The Four Policemen refers to a post-war council consisting of the Big Four that U.S. President Franklin D. Roosevelt proposed as a guarantor of world peace. The members of the Big Four, called the Four Powers during World War II, were the four major Allies of World War II: the United Kingdom, the United States, the Soviet Union and the Republic of China. The United Nations envisioned by Roosevelt consisted of three branches: an executive branch comprising the Big Four, an enforcement branch composed of the same four great powers acting as the Four Policemen or Four Sheriffs, and an international assembly representing the member nations of the UN.
The Four Policemen would be responsible for keeping order within their spheres of influence: Britain in its empire and in Western Europe; the Soviet Union in Eastern Europe and the central Eurasian landmass; China in East Asia and the Western Pacific; and the United States in the Western hemisphere. As a preventive measure against new wars, countries other than the Four Policemen were to be disarmed. Only the Four Policemen would be allowed to possess any weapons more powerful than a rifle.

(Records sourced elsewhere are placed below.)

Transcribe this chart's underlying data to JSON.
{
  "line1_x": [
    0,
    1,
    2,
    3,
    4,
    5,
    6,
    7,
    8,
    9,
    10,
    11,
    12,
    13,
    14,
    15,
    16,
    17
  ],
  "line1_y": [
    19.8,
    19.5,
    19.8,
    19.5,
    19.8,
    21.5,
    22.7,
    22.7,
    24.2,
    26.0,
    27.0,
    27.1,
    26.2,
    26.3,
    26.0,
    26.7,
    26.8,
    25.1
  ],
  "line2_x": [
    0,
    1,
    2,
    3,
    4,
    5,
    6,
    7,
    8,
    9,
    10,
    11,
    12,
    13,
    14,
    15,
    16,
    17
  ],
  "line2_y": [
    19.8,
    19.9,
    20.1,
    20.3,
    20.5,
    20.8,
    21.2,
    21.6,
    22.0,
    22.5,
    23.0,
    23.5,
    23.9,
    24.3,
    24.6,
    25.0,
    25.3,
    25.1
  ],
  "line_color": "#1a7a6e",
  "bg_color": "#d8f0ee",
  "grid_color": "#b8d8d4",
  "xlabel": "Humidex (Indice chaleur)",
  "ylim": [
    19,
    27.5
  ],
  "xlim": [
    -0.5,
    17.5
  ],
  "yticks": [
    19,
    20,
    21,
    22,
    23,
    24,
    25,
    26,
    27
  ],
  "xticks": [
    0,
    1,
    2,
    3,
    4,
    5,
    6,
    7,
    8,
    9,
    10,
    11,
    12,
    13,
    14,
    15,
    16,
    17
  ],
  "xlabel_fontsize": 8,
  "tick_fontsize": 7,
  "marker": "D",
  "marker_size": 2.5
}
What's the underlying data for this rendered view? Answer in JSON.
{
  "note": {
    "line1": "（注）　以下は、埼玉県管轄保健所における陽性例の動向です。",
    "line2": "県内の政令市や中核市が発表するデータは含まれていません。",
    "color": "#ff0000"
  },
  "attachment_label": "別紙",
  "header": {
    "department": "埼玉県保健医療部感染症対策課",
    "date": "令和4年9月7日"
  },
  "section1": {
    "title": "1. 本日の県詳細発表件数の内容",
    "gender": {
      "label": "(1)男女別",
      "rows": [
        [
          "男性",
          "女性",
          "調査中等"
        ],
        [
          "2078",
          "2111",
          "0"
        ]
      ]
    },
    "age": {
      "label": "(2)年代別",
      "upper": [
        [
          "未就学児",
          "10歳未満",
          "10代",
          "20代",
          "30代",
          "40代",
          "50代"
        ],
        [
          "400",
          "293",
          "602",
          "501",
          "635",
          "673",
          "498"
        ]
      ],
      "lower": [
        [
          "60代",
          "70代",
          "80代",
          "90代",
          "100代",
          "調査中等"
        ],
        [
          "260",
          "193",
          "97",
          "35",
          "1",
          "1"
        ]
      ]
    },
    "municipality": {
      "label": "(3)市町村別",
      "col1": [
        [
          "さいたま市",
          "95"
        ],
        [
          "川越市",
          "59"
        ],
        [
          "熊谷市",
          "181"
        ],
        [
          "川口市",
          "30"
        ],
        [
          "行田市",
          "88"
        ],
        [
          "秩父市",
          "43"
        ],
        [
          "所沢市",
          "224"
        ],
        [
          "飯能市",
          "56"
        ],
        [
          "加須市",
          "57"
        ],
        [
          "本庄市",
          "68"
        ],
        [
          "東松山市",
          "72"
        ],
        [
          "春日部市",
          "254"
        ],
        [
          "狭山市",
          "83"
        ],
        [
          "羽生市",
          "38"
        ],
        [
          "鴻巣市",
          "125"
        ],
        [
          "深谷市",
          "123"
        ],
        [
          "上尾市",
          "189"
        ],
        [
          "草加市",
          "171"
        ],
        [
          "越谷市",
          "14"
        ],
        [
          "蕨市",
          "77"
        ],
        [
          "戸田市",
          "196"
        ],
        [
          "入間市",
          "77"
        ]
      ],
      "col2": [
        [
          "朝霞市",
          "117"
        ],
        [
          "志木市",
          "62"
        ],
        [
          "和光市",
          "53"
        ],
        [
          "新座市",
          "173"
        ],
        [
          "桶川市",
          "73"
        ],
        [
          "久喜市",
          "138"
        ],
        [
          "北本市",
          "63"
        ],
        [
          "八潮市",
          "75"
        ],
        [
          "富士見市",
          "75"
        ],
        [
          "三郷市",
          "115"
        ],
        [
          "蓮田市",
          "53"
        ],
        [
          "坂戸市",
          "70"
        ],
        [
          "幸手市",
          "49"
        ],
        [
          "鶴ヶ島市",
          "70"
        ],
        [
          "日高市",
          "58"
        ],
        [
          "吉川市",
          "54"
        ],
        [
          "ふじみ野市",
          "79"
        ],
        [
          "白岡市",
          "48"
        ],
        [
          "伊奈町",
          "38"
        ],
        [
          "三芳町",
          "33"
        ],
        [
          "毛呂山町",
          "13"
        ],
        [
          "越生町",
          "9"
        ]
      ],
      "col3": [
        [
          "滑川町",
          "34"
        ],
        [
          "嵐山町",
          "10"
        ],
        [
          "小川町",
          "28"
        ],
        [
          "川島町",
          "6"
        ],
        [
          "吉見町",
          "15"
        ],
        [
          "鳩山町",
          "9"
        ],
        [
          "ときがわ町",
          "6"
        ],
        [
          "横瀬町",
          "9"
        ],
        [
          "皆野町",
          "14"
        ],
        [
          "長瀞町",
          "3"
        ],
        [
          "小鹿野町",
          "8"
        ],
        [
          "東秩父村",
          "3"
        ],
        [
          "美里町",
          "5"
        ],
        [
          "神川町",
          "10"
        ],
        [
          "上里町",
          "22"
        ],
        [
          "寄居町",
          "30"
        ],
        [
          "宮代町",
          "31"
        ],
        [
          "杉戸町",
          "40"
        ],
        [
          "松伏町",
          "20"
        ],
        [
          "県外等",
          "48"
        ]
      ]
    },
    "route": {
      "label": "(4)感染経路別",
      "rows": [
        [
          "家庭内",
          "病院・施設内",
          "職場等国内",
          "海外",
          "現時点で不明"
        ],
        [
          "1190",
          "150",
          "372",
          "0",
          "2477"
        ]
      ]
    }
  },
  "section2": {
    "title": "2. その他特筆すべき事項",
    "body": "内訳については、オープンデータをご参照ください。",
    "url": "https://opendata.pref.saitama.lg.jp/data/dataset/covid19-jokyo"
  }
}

The Four Policemen came into fruition as the permanent members of the United Nations Security Council, but its powers were significantly diminished as a compromise with internationalist critics.France was later added as the fifth member of the council in 1945 due to the insistence of Churchill.

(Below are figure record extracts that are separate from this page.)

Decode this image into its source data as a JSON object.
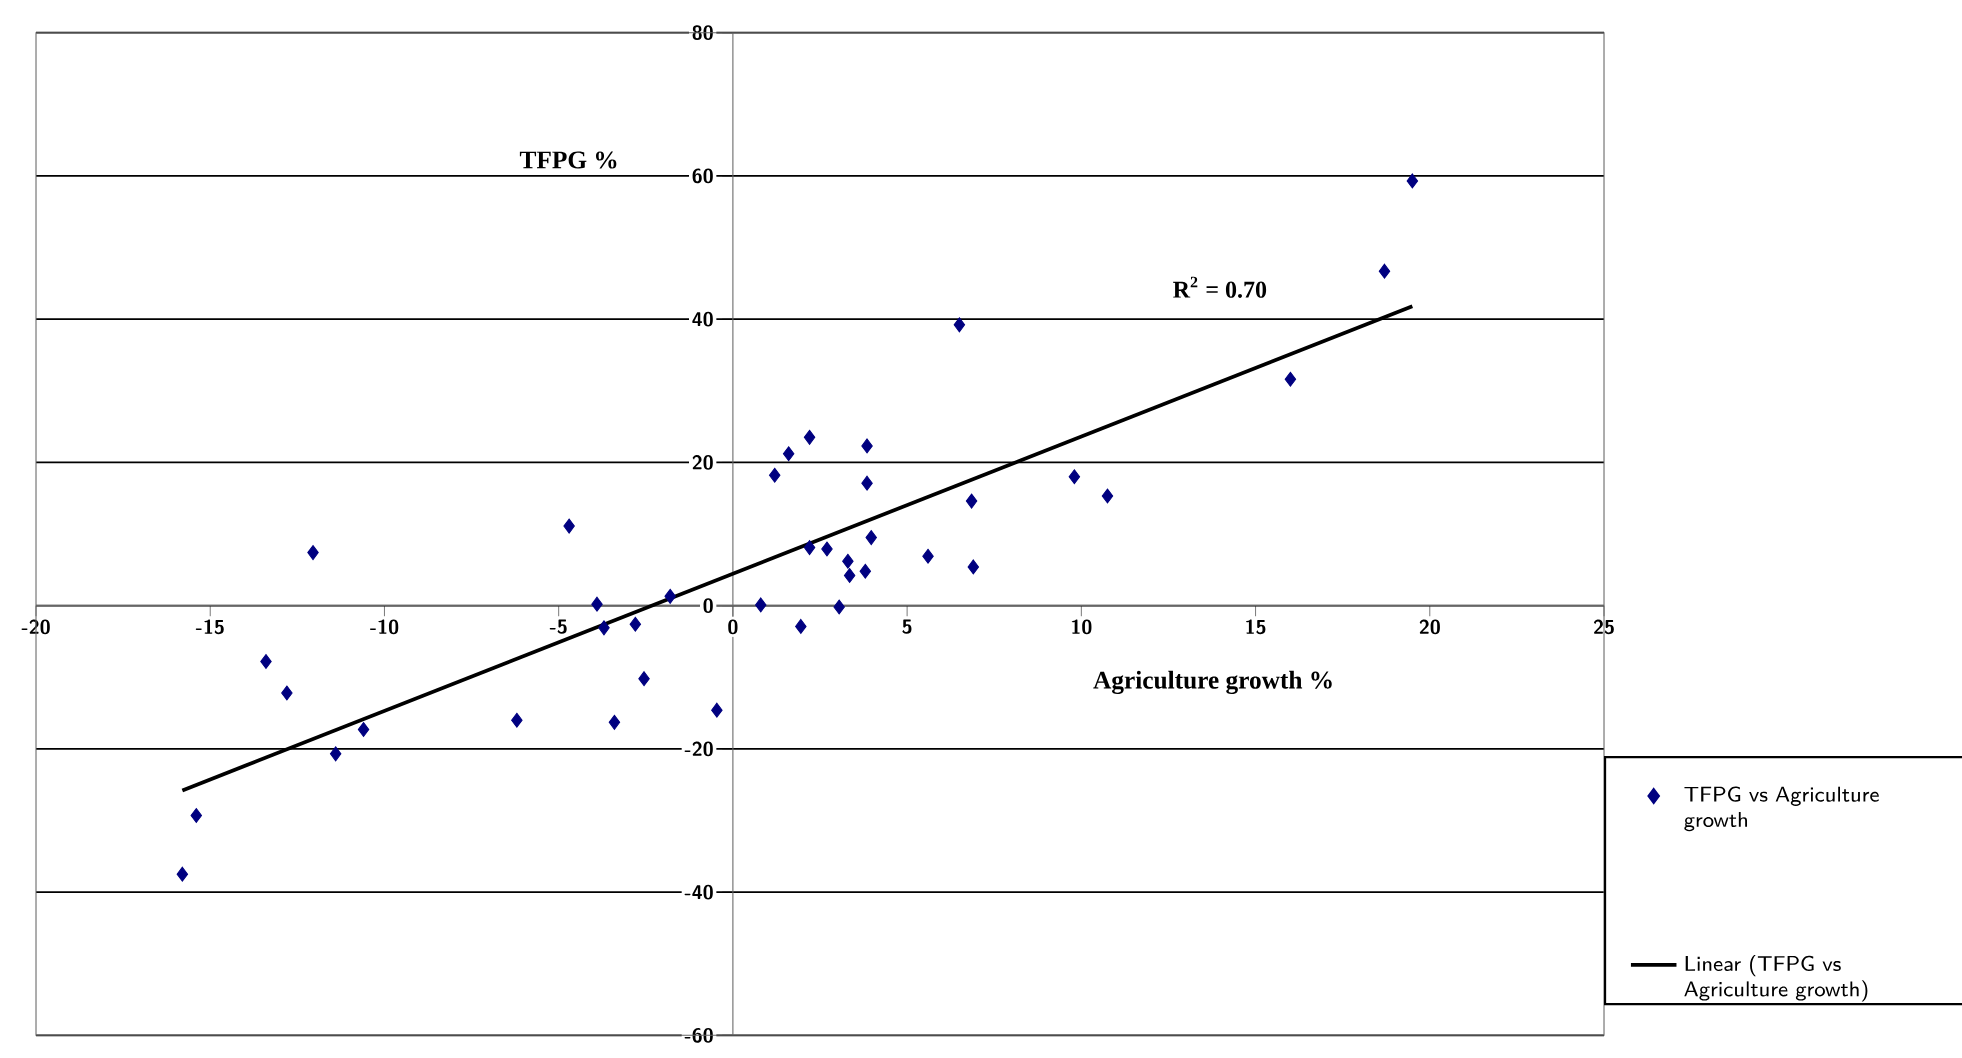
{
  "chart_data": {
    "type": "scatter",
    "xlabel": "Agriculture growth %",
    "ylabel": "TFPG %",
    "xlim": [
      -20,
      25
    ],
    "xticks": [
      -20,
      -15,
      -10,
      -5,
      0,
      5,
      10,
      15,
      20,
      25
    ],
    "ylim": [
      -60,
      80
    ],
    "yticks": [
      -60,
      -40,
      -20,
      0,
      20,
      40,
      60,
      80
    ],
    "grid": "y",
    "legend": "right",
    "annotations": [
      "R$^{2}$ = 0.70"
    ],
    "series": [
      {
        "name": "TFPG vs Agriculture growth",
        "marker": "diamond",
        "color": "#000080",
        "x": [
          -15.8,
          -15.4,
          -13.4,
          -12.8,
          -12.05,
          -11.4,
          -10.6,
          -6.2,
          -4.7,
          -3.9,
          -3.7,
          -2.8,
          -3.4,
          -2.55,
          -1.8,
          -0.46,
          0.8,
          1.95,
          3.05,
          19.5,
          18.7,
          16.0,
          6.5,
          1.2,
          1.6,
          2.2,
          3.85,
          3.85,
          9.8,
          10.75,
          6.85,
          2.2,
          2.7,
          3.97,
          5.6,
          3.3,
          6.9,
          3.35,
          3.8
        ],
        "values": [
          -37.5,
          -29.3,
          -7.8,
          -12.2,
          7.4,
          -20.7,
          -17.3,
          -16.0,
          11.1,
          0.2,
          -3.1,
          -2.6,
          -16.3,
          -10.2,
          1.3,
          -14.6,
          0.1,
          -2.9,
          -0.2,
          59.3,
          46.7,
          31.6,
          39.2,
          18.2,
          21.2,
          23.5,
          22.3,
          17.1,
          18.0,
          15.3,
          14.6,
          8.1,
          7.9,
          9.5,
          6.9,
          6.2,
          5.4,
          4.2,
          4.8
        ]
      },
      {
        "name": "Linear (TFPG vs Agriculture growth)",
        "type": "line",
        "color": "#000000",
        "x": [
          -15.8,
          19.5
        ],
        "values": [
          -25.8,
          41.8
        ]
      }
    ]
  }
}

During World War II, President Roosevelt initiated post-war plans for the creation of a new and more durable international organization that would replace the former League of Nations. Prior to the war, Roosevelt had initially been a supporter of the League of Nations, but he lost confidence in the League due to its ineffectiveness at preventing the outbreak of the second World War. Roosevelt wanted to create an international organization that secured global peace through the unified efforts of the world's great powers, rather than through the Wilsonian notions of international consensus and collaboration that guided the League of Nations. By 1935, he told his foreign policy adviser Sumner Welles: "The League of Nations has become nothing more than a debating society, and a poor one at that!"